India much after Gandhi: Reading Guha and Mishra
Reading Ramachandra Guha's India after Gandhi and Pankaj Mishra's Temptations of the West. This was rather by accident, but they make good reading side-by-side.
While Guha seems, at least so far, to be quite optimistic of the strength of Indian democracy, reading Pankaj Mishra's Temptations of the West one is left with no illusions about Indian reality of democracy. Mishra is a journalist with a keen eye and a sensibility worthy of a poet. In contrast to the Doon-school,
IIM-educated Bangalorean Guha, Mishra was born in Jhansi, grew up in small-town North India, went to school in Allahabad and spent his youth in Benares. He comes from a different milieu than Guha and correspondingly his views are darker, and I would like to think closer-to-the-ground than the firmly-grounded academic historian. The rest of the book moves on further into the rest of South Asia (more on that later), but the Indian themes, or axes as Guha calls, are pretty much the same - caste-based politics, regionalism, proto-fascist Hindutva, being Muslim in India and others.
I haven't finished reading either book and it would be premature to make a final judgement. One thing is clear that issues raging in the country today were pretty much the same in 1950. While some progress has been made, but much of the tribal population and rest of India lives in a feudal time. This sort of reality is hard to imagine from the eyes of an urban Punekar, now deracinated expat. One hopes that books help us bridge that distance.
I write this at a time when Anna Hazare's strike has just been called off after the government has acceded to his some of Team Anna's demands. The whole affair right or wrong, undoubtably signals the failure of constitutional democracy. Indeed, as Guha's book informs us that Ambedkar, the architect of the constitution, warned that Indians in Free India needed to abjure from Gandhian methods of fasts, hartals, picketing, and the like and use constitutional methods to achieve their ends. Of course, such methods have been mostly ineffective in the last 60 years. It may seem like a Quixotic idea to external observers that citizens need to move heaven and earth just to make elected representatives just accountable: meaning making them do their job.
Meanwhile I seek refuge in books.
Reality melts away.
2 comments:
Hey,I am also currently reading Guha's book. I have so far covered Part one. I am struck by the brilliance with which he has written about the times then and his admiration for Nehru seems to have created a soft corner in me for him.
However, I disagree with your statement that "issues India facing now and then are more or less the same".
Still, give me some time let me go along with Guha for some more time and then I will be able to take a concrete stand on it.
Meanwhile, I have been sharing my experiences of reading Guha's book on my blog. Do read it and leave a comment!

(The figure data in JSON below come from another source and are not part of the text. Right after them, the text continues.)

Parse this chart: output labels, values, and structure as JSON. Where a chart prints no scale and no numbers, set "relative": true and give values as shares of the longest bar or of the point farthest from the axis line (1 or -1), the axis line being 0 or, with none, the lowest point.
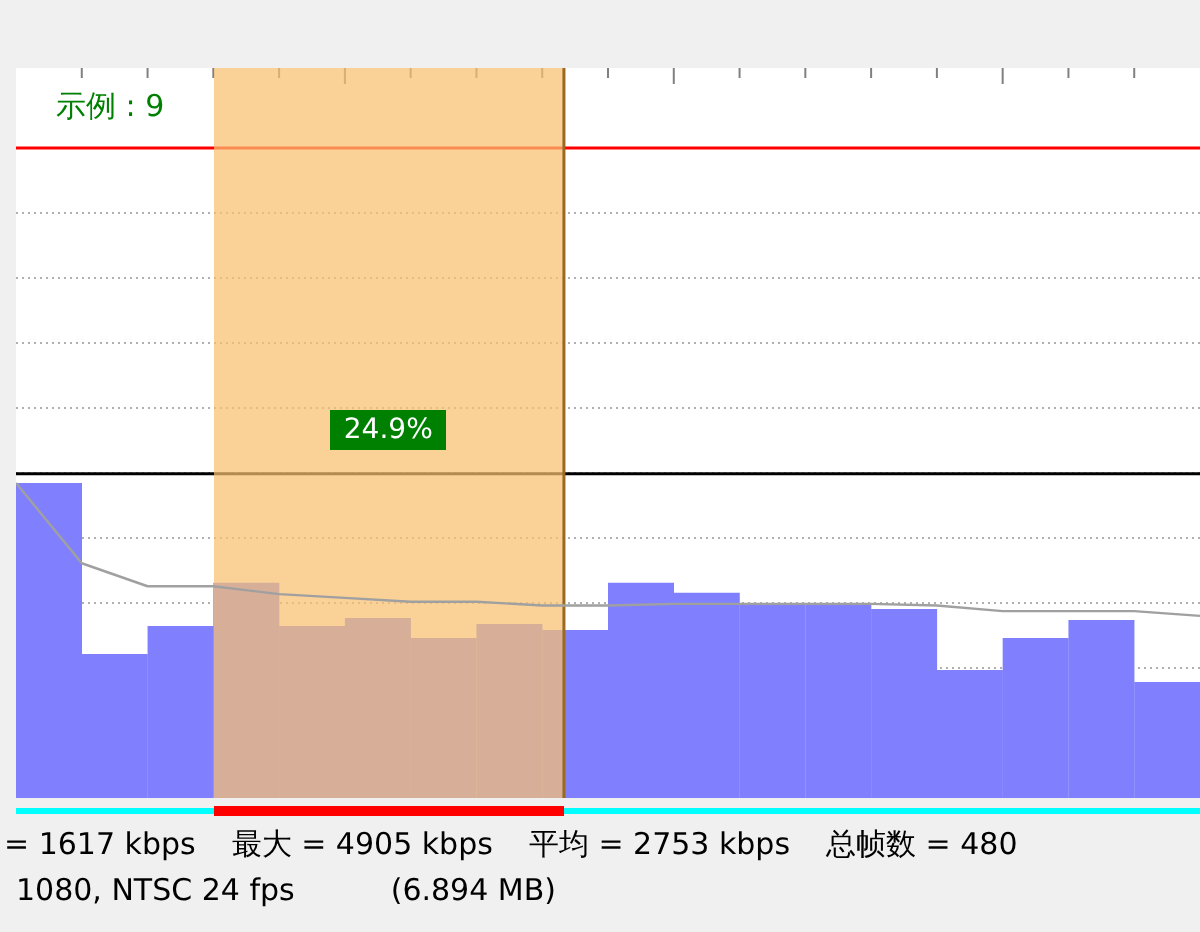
{
  "chart_data": [
    {
      "type": "bar",
      "relative": true,
      "legend": false,
      "grid": true,
      "categories": [
        null,
        null,
        null,
        null,
        null,
        null,
        null,
        null,
        null,
        null,
        null,
        null,
        null,
        null,
        null,
        null,
        null,
        null
      ],
      "values": [
        1,
        0.457,
        0.546,
        0.683,
        0.546,
        0.571,
        0.508,
        0.552,
        0.533,
        0.683,
        0.651,
        0.616,
        0.616,
        0.6,
        0.406,
        0.508,
        0.565,
        0.368
      ],
      "color": "#8080ff",
      "ref_lines": [
        {
          "axis": "y",
          "value": 2.063,
          "color": "#ff0000"
        },
        {
          "axis": "y",
          "value": 1.029,
          "color": "#000000"
        }
      ],
      "annotations": [
        "示例 : 9",
        "24.9%",
        "= 1617 kbps",
        "最大 = 4905 kbps",
        "平均 = 2753 kbps",
        "总帧数 = 480",
        "1080, NTSC 24 fps",
        "(6.894 MB)"
      ]
    },
    {
      "type": "line",
      "relative": true,
      "legend": false,
      "marker": "none",
      "categories": [
        null,
        null,
        null,
        null,
        null,
        null,
        null,
        null,
        null,
        null,
        null,
        null,
        null,
        null,
        null,
        null,
        null,
        null,
        null
      ],
      "values": [
        1,
        0.745,
        0.672,
        0.672,
        0.647,
        0.635,
        0.623,
        0.623,
        0.611,
        0.611,
        0.616,
        0.616,
        0.616,
        0.616,
        0.611,
        0.593,
        0.593,
        0.593,
        0.578
      ],
      "color": "#a0a0a0"
    }
  ]
}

www.moversndshakers.blogspot.com
@RG
I have not finished reading the book either, but my statement was taking in account Pankaj Mishra's account which is anecdotal and less scholarly, but provides a more contemporary context. The simple fact that caste/religion plays such an important (if not less) important role in politics underscores the point that despite our purported secularism - we have long ways to go to make merit the most important criterion.